1. Field of the Invention
The present invention pertains in general to computation methods and more particularly to a computer system and computer-implemented method for computational acceleration of seismic data processing.
2. Discussion of Related Art
Seismic data processing including three-dimensional (3D) and four-dimensional (4D) seismic data processing and depth imaging applications are generally computer and time intensive due to the number of points involved in the calculation. For example, as many as a billion points (109 points) can be used in a computation. Generally, the greater the number of points the greater is the period of time required to perform the calculation. The calculation time can be reduced by increasing computational resources, for example by using multi-processor computers or by performing the calculation in a networked distributed computing environment.

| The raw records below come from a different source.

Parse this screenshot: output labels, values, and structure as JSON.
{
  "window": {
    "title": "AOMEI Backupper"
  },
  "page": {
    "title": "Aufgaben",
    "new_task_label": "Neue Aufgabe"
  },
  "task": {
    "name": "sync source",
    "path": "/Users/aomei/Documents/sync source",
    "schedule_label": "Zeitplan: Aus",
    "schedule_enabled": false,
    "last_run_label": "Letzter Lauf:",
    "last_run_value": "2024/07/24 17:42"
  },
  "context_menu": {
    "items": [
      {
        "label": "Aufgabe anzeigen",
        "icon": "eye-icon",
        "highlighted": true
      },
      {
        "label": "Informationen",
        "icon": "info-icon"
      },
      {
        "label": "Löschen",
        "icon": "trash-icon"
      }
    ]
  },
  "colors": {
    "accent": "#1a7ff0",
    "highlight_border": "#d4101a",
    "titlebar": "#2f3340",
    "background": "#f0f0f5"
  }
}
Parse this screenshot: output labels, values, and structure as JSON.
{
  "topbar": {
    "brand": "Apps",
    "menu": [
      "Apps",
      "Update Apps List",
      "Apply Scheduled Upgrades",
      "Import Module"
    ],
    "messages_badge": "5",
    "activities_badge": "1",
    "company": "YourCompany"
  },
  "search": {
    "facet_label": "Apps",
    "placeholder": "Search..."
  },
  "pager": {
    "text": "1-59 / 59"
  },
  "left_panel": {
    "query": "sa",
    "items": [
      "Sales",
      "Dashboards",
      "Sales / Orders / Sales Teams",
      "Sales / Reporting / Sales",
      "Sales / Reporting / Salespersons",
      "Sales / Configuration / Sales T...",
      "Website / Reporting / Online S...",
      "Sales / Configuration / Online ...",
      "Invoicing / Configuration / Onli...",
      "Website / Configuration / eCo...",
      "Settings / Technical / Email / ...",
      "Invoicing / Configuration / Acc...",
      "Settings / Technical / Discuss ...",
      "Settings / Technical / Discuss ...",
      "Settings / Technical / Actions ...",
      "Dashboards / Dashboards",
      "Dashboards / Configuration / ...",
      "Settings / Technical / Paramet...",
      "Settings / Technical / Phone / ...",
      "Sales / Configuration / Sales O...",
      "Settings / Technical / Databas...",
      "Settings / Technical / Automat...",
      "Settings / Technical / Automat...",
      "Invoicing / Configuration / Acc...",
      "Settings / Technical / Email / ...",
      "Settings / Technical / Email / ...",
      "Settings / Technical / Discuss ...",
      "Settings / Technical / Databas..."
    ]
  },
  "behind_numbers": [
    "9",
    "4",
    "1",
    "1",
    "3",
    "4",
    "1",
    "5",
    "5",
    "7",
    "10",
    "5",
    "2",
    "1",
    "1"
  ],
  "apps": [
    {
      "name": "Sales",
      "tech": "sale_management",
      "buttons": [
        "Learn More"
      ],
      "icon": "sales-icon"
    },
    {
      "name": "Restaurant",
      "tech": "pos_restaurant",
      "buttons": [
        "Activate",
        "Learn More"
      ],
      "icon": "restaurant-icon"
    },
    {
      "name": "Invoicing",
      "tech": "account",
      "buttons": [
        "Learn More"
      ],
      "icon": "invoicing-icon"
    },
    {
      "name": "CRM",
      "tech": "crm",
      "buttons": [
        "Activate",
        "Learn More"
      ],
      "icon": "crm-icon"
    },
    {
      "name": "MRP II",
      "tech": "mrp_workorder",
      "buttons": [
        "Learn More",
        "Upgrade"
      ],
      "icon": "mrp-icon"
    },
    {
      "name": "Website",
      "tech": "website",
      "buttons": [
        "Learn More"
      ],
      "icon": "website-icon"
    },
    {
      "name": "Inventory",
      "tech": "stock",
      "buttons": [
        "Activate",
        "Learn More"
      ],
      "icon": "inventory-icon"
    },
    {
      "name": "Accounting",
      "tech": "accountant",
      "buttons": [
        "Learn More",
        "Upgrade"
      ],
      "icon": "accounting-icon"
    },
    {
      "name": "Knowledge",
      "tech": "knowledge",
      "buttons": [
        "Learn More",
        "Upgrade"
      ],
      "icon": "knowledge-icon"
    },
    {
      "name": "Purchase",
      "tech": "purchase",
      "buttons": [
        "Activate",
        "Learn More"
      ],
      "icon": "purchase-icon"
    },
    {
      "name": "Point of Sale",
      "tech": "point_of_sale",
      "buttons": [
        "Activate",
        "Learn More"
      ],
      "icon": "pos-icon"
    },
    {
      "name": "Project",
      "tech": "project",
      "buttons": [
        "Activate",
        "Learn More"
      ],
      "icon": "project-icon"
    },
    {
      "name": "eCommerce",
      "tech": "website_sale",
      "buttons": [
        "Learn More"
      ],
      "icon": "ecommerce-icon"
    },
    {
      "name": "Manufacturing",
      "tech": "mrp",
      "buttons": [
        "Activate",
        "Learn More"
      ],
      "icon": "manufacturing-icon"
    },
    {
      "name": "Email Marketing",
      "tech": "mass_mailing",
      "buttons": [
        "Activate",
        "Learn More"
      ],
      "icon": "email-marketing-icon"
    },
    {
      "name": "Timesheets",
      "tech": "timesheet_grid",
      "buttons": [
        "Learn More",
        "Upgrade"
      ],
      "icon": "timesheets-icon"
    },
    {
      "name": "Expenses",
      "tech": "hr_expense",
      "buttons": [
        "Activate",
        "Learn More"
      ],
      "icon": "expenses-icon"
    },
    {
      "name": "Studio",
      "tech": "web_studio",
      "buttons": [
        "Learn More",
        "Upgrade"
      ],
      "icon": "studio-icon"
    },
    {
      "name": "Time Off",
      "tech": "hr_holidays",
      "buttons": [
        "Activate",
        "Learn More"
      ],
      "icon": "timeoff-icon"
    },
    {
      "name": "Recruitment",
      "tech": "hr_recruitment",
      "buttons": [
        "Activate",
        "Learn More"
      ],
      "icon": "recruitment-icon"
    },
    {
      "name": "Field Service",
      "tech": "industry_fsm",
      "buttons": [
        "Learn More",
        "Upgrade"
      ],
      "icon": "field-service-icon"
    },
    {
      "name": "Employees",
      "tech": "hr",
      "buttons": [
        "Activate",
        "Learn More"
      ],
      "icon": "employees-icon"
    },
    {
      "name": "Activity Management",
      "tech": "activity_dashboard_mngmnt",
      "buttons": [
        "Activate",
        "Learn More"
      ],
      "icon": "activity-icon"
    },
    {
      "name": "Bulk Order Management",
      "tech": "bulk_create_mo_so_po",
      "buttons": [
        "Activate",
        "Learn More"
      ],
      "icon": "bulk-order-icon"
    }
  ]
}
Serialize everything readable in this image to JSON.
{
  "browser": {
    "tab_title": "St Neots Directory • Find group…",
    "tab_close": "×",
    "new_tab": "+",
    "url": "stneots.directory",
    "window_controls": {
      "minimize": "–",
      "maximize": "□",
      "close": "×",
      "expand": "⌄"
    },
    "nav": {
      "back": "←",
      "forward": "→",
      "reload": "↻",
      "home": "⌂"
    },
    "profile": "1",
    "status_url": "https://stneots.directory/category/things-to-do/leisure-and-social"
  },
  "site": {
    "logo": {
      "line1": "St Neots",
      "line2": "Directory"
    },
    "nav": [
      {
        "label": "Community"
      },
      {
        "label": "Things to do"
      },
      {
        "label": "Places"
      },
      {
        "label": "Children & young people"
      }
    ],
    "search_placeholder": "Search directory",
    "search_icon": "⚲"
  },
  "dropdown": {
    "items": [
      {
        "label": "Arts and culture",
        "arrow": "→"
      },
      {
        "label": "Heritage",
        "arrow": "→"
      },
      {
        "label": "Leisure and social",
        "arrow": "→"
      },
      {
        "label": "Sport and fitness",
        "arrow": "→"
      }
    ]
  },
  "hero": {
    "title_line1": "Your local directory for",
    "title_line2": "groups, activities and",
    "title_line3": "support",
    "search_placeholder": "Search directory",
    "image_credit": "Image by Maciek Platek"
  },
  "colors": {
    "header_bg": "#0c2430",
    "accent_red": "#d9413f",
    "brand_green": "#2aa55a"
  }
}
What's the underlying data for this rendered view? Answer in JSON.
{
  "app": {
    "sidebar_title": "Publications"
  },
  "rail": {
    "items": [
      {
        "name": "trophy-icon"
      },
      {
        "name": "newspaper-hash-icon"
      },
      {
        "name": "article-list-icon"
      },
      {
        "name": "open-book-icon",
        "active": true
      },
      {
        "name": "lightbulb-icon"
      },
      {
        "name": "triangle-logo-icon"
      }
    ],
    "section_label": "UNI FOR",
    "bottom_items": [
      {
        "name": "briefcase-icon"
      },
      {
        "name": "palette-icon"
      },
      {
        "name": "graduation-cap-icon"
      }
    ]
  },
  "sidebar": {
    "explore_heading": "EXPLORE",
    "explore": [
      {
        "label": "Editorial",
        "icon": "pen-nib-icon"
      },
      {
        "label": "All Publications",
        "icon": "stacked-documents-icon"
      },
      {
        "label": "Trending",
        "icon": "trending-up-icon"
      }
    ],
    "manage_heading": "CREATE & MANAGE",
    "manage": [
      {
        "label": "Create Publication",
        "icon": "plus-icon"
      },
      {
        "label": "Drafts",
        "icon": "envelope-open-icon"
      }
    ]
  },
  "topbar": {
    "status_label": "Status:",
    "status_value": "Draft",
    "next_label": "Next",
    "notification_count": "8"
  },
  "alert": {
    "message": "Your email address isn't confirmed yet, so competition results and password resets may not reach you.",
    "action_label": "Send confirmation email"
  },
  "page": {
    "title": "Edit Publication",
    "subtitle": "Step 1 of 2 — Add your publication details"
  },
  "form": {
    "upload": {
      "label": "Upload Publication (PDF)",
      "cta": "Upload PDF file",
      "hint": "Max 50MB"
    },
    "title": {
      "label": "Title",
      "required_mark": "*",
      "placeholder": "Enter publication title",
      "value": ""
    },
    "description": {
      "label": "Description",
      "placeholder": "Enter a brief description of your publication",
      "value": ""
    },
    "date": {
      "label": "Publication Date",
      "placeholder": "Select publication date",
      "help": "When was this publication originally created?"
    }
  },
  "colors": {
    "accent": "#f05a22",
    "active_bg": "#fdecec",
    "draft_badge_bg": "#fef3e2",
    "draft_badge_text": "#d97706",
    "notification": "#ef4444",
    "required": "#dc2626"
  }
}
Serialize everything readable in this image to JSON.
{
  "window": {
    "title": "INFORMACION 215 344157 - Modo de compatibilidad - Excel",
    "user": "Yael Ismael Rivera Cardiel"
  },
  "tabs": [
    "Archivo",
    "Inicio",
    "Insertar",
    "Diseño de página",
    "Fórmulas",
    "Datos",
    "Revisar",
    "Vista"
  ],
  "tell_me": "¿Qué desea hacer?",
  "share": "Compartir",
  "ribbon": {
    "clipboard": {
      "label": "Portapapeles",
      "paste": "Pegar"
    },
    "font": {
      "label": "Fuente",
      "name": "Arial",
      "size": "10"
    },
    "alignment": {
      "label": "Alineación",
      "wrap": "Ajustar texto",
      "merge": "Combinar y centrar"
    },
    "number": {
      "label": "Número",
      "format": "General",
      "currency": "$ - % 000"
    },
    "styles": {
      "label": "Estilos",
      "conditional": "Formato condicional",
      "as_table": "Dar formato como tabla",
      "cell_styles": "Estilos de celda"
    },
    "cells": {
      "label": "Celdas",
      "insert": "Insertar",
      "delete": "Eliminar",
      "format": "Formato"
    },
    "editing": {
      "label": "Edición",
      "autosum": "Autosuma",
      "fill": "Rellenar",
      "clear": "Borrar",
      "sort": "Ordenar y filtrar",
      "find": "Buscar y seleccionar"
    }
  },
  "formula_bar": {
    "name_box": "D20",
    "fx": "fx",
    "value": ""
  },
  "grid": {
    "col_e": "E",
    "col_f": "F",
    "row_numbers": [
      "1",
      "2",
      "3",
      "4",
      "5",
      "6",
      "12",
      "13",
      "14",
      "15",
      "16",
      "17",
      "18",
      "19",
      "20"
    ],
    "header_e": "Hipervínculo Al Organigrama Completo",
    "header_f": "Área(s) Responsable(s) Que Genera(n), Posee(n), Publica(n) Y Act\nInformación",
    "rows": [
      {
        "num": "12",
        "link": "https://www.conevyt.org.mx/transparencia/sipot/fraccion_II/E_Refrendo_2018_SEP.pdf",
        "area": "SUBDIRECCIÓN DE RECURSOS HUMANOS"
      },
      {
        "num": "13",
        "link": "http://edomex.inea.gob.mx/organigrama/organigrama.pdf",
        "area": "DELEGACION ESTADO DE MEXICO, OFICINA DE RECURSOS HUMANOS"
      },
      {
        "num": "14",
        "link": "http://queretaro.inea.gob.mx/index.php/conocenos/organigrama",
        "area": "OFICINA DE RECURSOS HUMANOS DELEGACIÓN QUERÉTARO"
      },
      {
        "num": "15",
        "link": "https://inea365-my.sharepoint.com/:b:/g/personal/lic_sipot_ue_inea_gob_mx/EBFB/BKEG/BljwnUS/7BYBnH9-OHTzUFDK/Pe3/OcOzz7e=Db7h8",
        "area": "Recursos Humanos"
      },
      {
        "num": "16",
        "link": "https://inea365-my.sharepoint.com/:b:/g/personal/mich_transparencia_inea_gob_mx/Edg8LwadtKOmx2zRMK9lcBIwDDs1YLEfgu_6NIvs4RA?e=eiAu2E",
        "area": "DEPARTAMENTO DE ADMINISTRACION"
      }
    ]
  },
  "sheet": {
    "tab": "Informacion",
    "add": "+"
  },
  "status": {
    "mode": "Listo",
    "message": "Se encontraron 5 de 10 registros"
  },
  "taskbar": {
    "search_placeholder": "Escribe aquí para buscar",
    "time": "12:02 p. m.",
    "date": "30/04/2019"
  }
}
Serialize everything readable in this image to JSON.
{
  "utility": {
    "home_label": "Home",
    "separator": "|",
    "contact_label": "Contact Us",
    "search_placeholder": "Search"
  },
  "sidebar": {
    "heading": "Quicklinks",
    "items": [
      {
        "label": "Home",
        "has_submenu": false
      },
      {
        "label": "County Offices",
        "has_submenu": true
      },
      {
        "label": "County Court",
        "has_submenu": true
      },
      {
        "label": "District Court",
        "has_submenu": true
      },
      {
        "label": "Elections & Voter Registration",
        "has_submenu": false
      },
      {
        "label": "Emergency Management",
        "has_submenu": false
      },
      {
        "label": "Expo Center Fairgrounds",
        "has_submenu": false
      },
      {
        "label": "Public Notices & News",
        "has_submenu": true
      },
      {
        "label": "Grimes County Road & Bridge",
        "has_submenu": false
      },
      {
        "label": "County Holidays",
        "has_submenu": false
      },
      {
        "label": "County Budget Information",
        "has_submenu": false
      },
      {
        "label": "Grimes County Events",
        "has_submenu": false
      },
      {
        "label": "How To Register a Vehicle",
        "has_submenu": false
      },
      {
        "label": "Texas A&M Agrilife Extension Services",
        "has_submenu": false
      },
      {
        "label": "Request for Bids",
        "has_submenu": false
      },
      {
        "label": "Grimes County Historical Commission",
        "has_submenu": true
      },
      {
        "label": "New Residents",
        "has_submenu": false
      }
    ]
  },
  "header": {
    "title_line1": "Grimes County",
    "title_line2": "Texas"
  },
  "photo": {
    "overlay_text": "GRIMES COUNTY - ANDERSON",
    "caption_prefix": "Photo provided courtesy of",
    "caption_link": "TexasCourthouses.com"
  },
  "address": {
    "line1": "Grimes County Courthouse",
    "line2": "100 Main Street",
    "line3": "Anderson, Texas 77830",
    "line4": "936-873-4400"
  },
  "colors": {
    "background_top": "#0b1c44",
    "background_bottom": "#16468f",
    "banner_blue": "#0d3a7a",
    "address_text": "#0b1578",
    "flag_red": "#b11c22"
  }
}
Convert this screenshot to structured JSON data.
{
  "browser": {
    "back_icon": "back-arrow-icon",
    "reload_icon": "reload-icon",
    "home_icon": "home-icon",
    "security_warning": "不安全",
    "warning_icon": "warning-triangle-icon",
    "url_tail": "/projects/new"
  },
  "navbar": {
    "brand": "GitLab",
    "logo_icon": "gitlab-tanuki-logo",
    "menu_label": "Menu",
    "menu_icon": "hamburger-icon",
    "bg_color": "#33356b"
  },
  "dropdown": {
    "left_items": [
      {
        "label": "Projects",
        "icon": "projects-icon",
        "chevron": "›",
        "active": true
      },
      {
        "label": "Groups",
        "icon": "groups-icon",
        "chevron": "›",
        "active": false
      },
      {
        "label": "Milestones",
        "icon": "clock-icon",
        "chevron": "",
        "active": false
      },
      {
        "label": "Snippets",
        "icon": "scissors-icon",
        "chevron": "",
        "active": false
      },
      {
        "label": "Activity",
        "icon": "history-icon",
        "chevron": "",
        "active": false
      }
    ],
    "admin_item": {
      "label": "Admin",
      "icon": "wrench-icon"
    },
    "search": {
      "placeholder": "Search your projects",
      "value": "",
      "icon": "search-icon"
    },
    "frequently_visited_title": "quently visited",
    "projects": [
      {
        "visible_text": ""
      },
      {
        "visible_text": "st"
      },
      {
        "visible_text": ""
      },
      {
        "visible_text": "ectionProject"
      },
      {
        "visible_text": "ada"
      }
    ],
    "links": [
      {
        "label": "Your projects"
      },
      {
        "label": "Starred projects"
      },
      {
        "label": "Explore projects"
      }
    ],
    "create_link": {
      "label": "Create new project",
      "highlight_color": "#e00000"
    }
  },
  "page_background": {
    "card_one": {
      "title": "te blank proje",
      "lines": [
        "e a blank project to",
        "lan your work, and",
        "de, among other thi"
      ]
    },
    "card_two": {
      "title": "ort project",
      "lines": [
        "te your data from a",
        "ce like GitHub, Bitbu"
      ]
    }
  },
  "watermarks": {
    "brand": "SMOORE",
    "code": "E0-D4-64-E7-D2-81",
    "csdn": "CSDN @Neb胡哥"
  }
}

Over the past decades, increasing a central processing unit (CPU) speed is implemented to boost computer capability so as to meet computation requirement in seismic exploration. However, CPU speed reaches a limit and further improvement becomes increasingly difficult. Computing systems using multi-cores or multiprocessors are used to deliver unprecedented computational power. However, the performance gained by the use of multi-core processors is strongly dependent on software algorithms and implementation. Conventional geophysical applications do not realize large speedup factors due to lack of interaction or synergy between CPU processing power and parallelization of software.
The present invention addresses various issues relating to the above.
An aspect of the present invention is to provide a computer-implemented method for computational acceleration of seismic data processing. The method includes defining a specific non-uniform memory access (NUMA) scheduling for a plurality of cores in a processor according to data to be processed; and running two or more threads through each of the plurality of cores.
Another aspect of the present invention is to provide a system for computational acceleration of seismic data processing. The system includes a processor having a plurality of cores. A specific non-uniform memory access (NUMA) scheduling for the plurality of cores is defined according to data to be processed, and each of the plurality of cores is configured to run two or more of a plurality of threads.
Yet another aspect of the present invention is to provide a computer-implemented method for increasing processing speed in geophysical data computation. The method includes storing geophysical data in a computer readable memory; applying a geophysical process to the geophysical data for processing using a processor; defining a specific non-uniform memory access scheduling for a plurality of cores in the processor according to data to be processed by the processor; and running two or more threads through each of the plurality of cores.
Although the various steps of the method of providing are described in the above paragraphs as occurring in a certain order, the present application is not bound by the order in which the various steps occur. In fact, in alternative embodiments, the various steps can be executed in an order different from the order described above or otherwise herein.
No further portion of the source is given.